One day early in his tour, Parsons began to realize just how much danger he was in among those rice fields. Darkness and fear began to loom over him, crowding his mind with deeper worries about his potential death. That's when it hit him: He was going to die there. He would not be coming home from Vietnam. With that realization, his world immediately began to brighten back up.

"When I first got there, there were only four or five guys in my squad and the rest were killed or wounded. The guy that had been there the longest was there for six weeks," Parsons said. "I went and sat on a wall waiting to go out on an ambush, looking out over this valley and I just accepted the fact that I would die there. I mean, it was quick. And after I did that, nothing bothered me. I fully expected to just die. I was at peace with it."

Parsons didn't spend a long time in Vietnam. He saw a lot of action, but after about a month spent in-country, he hit a trip wire during a night ambush. The blast peppered his legs and left arm with fragmentation, some of which he still carries today. The most important thing he still carries from Vietnam, however, is his freedom from worry.

Parsons' Purple Heart photo was the only picture of him taken in Vietnam. (Bob Parsons)

"That's one of the things I teach early on in the book, that you can teach yourself not to worry," Parsons said. "And that is one of the things that I do. Not only was I not worried in Vietnam, I wasn't worried when I started my first business, because in my mind's eye, I already saw it working. People say to me, 'Well, what if this doesn't work?' I always would reply, 'Yeah, but what if it does?'"

After leaving the military, Parsons earned an accounting degree from the University of Baltimore in 1975. By 1984, he was starting his first business at just 34 years old. Ten years later, he would sell Parsons Technology, which specialized in home accounting software, to Intuit for $64 million.

"I have a lot of lessons to teach, and there are a lot of life lessons and early business lessons in the book," he said. "Like how to determine what business you want to start. The answer to that is very simple: What do you like doing? My father, for all his shortcomings, was a wise man in many ways. He told me if you do something you like, it tells you all its secrets. You're willing to work harder and take the time to learn the nuances that make the difference between you and somebody who's just doing it to make money."

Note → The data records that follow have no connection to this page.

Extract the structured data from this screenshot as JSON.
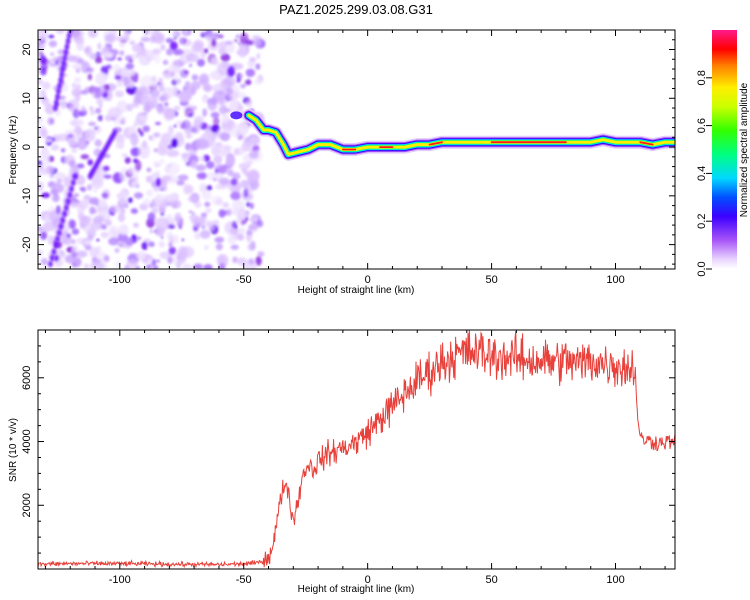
{
  "title": "PAZ1.2025.299.03.08.G31",
  "chart_data": [
    {
      "type": "heatmap",
      "title": "PAZ1.2025.299.03.08.G31",
      "xlabel": "Height of straight line (km)",
      "ylabel": "Frequency (Hz)",
      "xlim": [
        -133,
        124
      ],
      "ylim": [
        -25,
        24
      ],
      "xticks": [
        -100,
        -50,
        0,
        50,
        100
      ],
      "yticks": [
        -20,
        -10,
        0,
        10,
        20
      ],
      "xtick_labels": [
        "-100",
        "-50",
        "0",
        "50",
        "100"
      ],
      "ytick_labels": [
        "-20",
        "-10",
        "0",
        "10",
        "20"
      ],
      "colorbar": {
        "label": "Normalized spectral amplitude",
        "range": [
          0,
          1
        ],
        "ticks": [
          0.0,
          0.2,
          0.4,
          0.6,
          0.8
        ],
        "tick_labels": [
          "0.0",
          "0.2",
          "0.4",
          "0.6",
          "0.8"
        ],
        "colors": [
          "#ffffff",
          "#cfa8ff",
          "#8a2be2",
          "#0000ff",
          "#00ffff",
          "#00ff00",
          "#ffff00",
          "#ff0000",
          "#ff1a8c"
        ]
      },
      "noise_region": {
        "x_range": [
          -133,
          -43
        ],
        "freq_range": [
          -25,
          24
        ]
      },
      "signal_ridge": [
        {
          "x": -48,
          "freq": 6.5
        },
        {
          "x": -45,
          "freq": 5.5
        },
        {
          "x": -42,
          "freq": 3.5
        },
        {
          "x": -40,
          "freq": 3.5
        },
        {
          "x": -37,
          "freq": 3.0
        },
        {
          "x": -34,
          "freq": 0.5
        },
        {
          "x": -32,
          "freq": -1.5
        },
        {
          "x": -28,
          "freq": -1.0
        },
        {
          "x": -24,
          "freq": -0.5
        },
        {
          "x": -20,
          "freq": 0.5
        },
        {
          "x": -15,
          "freq": 0.5
        },
        {
          "x": -10,
          "freq": -0.5
        },
        {
          "x": -5,
          "freq": -0.5
        },
        {
          "x": 0,
          "freq": 0.0
        },
        {
          "x": 5,
          "freq": 0.0
        },
        {
          "x": 10,
          "freq": 0.0
        },
        {
          "x": 15,
          "freq": 0.0
        },
        {
          "x": 20,
          "freq": 0.5
        },
        {
          "x": 25,
          "freq": 0.5
        },
        {
          "x": 30,
          "freq": 1.0
        },
        {
          "x": 40,
          "freq": 1.0
        },
        {
          "x": 50,
          "freq": 1.0
        },
        {
          "x": 60,
          "freq": 1.0
        },
        {
          "x": 70,
          "freq": 1.0
        },
        {
          "x": 80,
          "freq": 1.0
        },
        {
          "x": 90,
          "freq": 1.0
        },
        {
          "x": 95,
          "freq": 1.5
        },
        {
          "x": 100,
          "freq": 1.0
        },
        {
          "x": 105,
          "freq": 1.0
        },
        {
          "x": 110,
          "freq": 1.0
        },
        {
          "x": 115,
          "freq": 0.5
        },
        {
          "x": 120,
          "freq": 1.0
        },
        {
          "x": 124,
          "freq": 1.0
        }
      ]
    },
    {
      "type": "line",
      "xlabel": "Height of straight line (km)",
      "ylabel": "SNR (10 * v/v)",
      "xlim": [
        -133,
        124
      ],
      "ylim": [
        0,
        7500
      ],
      "xticks": [
        -100,
        -50,
        0,
        50,
        100
      ],
      "yticks": [
        2000,
        4000,
        6000
      ],
      "xtick_labels": [
        "-100",
        "-50",
        "0",
        "50",
        "100"
      ],
      "ytick_labels": [
        "2000",
        "4000",
        "6000"
      ],
      "color": "#e8403a",
      "series": [
        {
          "name": "SNR",
          "x": [
            -133,
            -120,
            -100,
            -80,
            -60,
            -50,
            -45,
            -42,
            -40,
            -38,
            -36,
            -34,
            -33,
            -32,
            -30,
            -28,
            -26,
            -24,
            -22,
            -20,
            -18,
            -15,
            -10,
            -5,
            0,
            5,
            10,
            15,
            20,
            25,
            30,
            35,
            40,
            45,
            50,
            55,
            60,
            65,
            70,
            75,
            80,
            85,
            90,
            95,
            100,
            105,
            107,
            108,
            109,
            110,
            112,
            115,
            118,
            120,
            124
          ],
          "y": [
            150,
            170,
            170,
            150,
            140,
            160,
            190,
            250,
            400,
            800,
            1800,
            2600,
            2700,
            2400,
            1500,
            2200,
            3000,
            3300,
            3100,
            3400,
            3500,
            3650,
            3800,
            3950,
            4300,
            4700,
            5100,
            5500,
            5900,
            6200,
            6500,
            6700,
            6800,
            6800,
            6700,
            6650,
            6600,
            6550,
            6550,
            6500,
            6550,
            6450,
            6550,
            6450,
            6400,
            6300,
            6300,
            6200,
            4700,
            4100,
            4050,
            4000,
            3950,
            4000,
            4000
          ]
        }
      ]
    }
  ]
}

Parsons would found GoDaddy in 1997 and eventually sell his stake in the company for enough money to land him on the Fortune 400 billionaires list. Today, he's still a serial entrepreneur and happy to talk about starting three companies from scratch.

But what Parsons is most proud of is giving back to the Marine Corps for the difference it made in his life. He has donated more than $112 million to the Semper Fi & America's Fund and has pledged to give away at least half of his fortune through the Giving Pledge.

Parsons on Relationships: "The day you think you don't have to worry about your wife giving you the boot is the day you get cut from the team."

"With what I grew up with, the fact that I'm able to do this spins me like a top," Parsons said. "You know what? Every time I write that check, I think, 'I wouldn't have any of this if it wasn't for those guys. I made it three times starting businesses from scratch, and the thing I'll tell you, I'd have never done that without the Marine Corps. So Semper Fi and Happy 250th Birthday."

"Fire in the Hole! The Untold Story of My Traumatic Life and Explosive Success" is in bookstores now, but is also available from Parsons' website.